20. Production Improvements: Trie Auto-complete
To serve auto-complete suggestions under 10ms, we build a dedicated Trie structure in-memory:
- As catalog data updates, terms are inserted into a Trie (Prefix Tree).
- For each prefix node, we store the top 10 most popular completed terms.
- The Trie is compiled into a Redis Sorted Set (ZSET) cache. When a user types a prefix, the Suggest Service queries Redis using range queries, returning matching suggestions near-instantly.
21. Interviewer Follow-up Questions
Interviewer:
"What happens when a product's price updates? How do we update the index without re-indexing the entire text document?"
Candidate:
Lucene documents are immutable. An update is technically a Delete-and-Insert operation:
1. When a price changes, Lucene marks the old document ID as "deleted" in a bitset file.
2. A new document containing the updated price is written to a new index segment.

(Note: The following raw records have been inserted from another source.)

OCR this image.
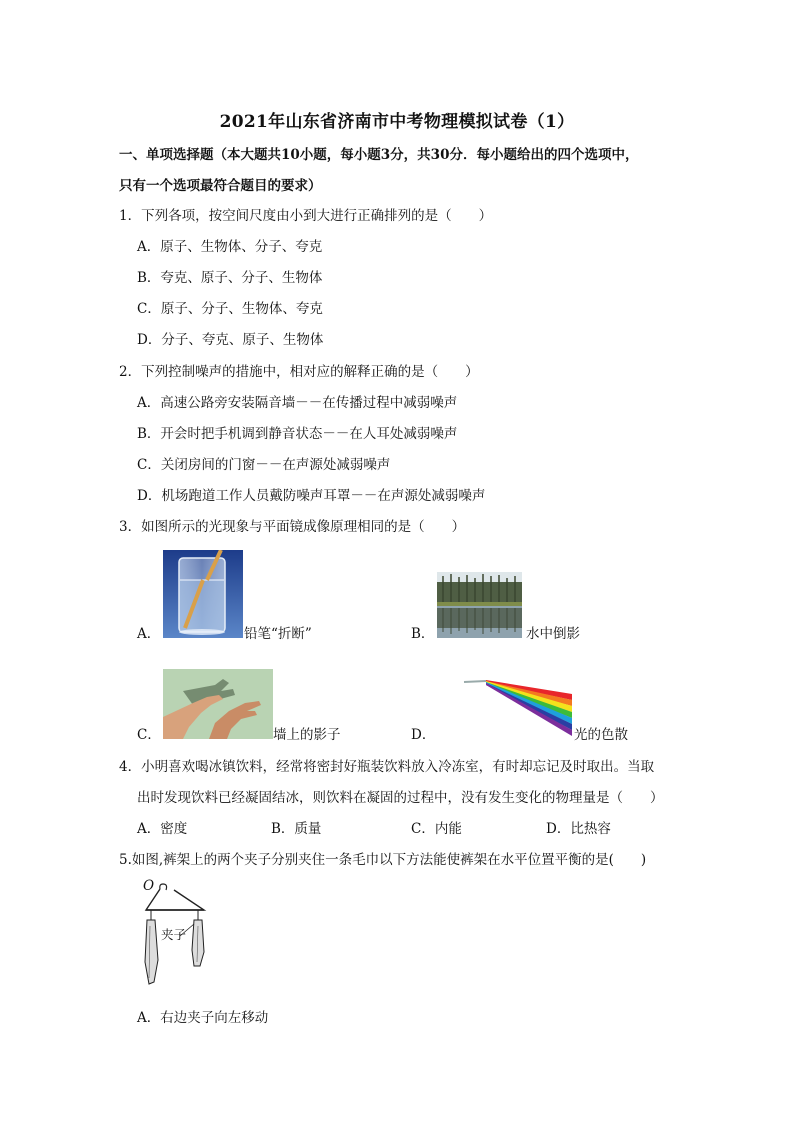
2021年山东省济南市中考物理模拟试卷（1）
一、单项选择题（本大题共10小题，每小题3分，共30分．每小题给出的四个选项中，
只有一个选项最符合题目的要求）
1．下列各项，按空间尺度由小到大进行正确排列的是（　　）
A．原子、生物体、分子、夸克
B．夸克、原子、分子、生物体
C．原子、分子、生物体、夸克
D．分子、夸克、原子、生物体
2．下列控制噪声的措施中，相对应的解释正确的是（　　）
A．高速公路旁安装隔音墙－－在传播过程中减弱噪声
B．开会时把手机调到静音状态－－在人耳处减弱噪声
C．关闭房间的门窗－－在声源处减弱噪声
D．机场跑道工作人员戴防噪声耳罩－－在声源处减弱噪声
3．如图所示的光现象与平面镜成像原理相同的是（　　）
A．	铅笔“折断”	B．	水中倒影
C．	墙上的影子	D．	光的色散
4．小明喜欢喝冰镇饮料，经常将密封好瓶装饮料放入冷冻室，有时却忘记及时取出。当取
出时发现饮料已经凝固结冰，则饮料在凝固的过程中，没有发生变化的物理量是（　　）
A．密度	B．质量	C．内能	D．比热容
5.如图,裤架上的两个夹子分别夹住一条毛巾以下方法能使裤架在水平位置平衡的是(　　)
O
夹子
A．右边夹子向左移动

3. During queries, deleted documents are filtered out using the bitset.
4. During background segment merges, the deleted rows are permanently purged, reclaiming space.
22. Final Architecture
The complete search service setup featuring document sharding, query coordinators, and Trie caches:
23. Summary
We designed a distributed search service to index 100M items at 50,000 QPS. We chose Document Partitioning (sharding by Document ID) to avoid distributed lock bottlenecks during writes. Lucene segment buffering guarantees near real-time ingestion under 1 second, while OS filesystem caching keeps search latency below 50ms.
24. Cheat Sheet
| Scale Parameter | Value | Architectural Strategy | Goal |
|---|---|---|---|
| Catalog Index Size | 300 GB (100M docs) | 12 Shards * 25 GB each | Keeps shard sizes within the optimal 20-30 GB range for fast disk merges. |
| Query Rate | 50,000 QPS | Horizontal Read Replicas (x3 replication) | Distributes read load, preventing node saturation. |
| Ingestion Ingress | 10,000 updates/sec | 1s segment commits + filesystem caching | Reduces disk write I/O by batching segment creations in memory. |
| Auto-complete | < 10ms latency | Redis Sorted Set (Trie indices) | Bypasses main search shards, serving suggestions directly from memory. |
25. Candidate Interview Evaluation
Hiring Recommendation: Strong Hire
- Strengths: Candidate demonstrated deep technical knowledge of Lucene segment structures. The sharding trade-off comparison between Term and Document partitions was exceptional.
- Areas of improvement: Could have spent more time detailing JVM garbage collection options, though the filesystem cache description was highly accurate.
Key takeaways
- Store text mappings in an inverted index sharded by Document ID.
- Separate ingestion nodes from query replication tiers to isolate disk I/O.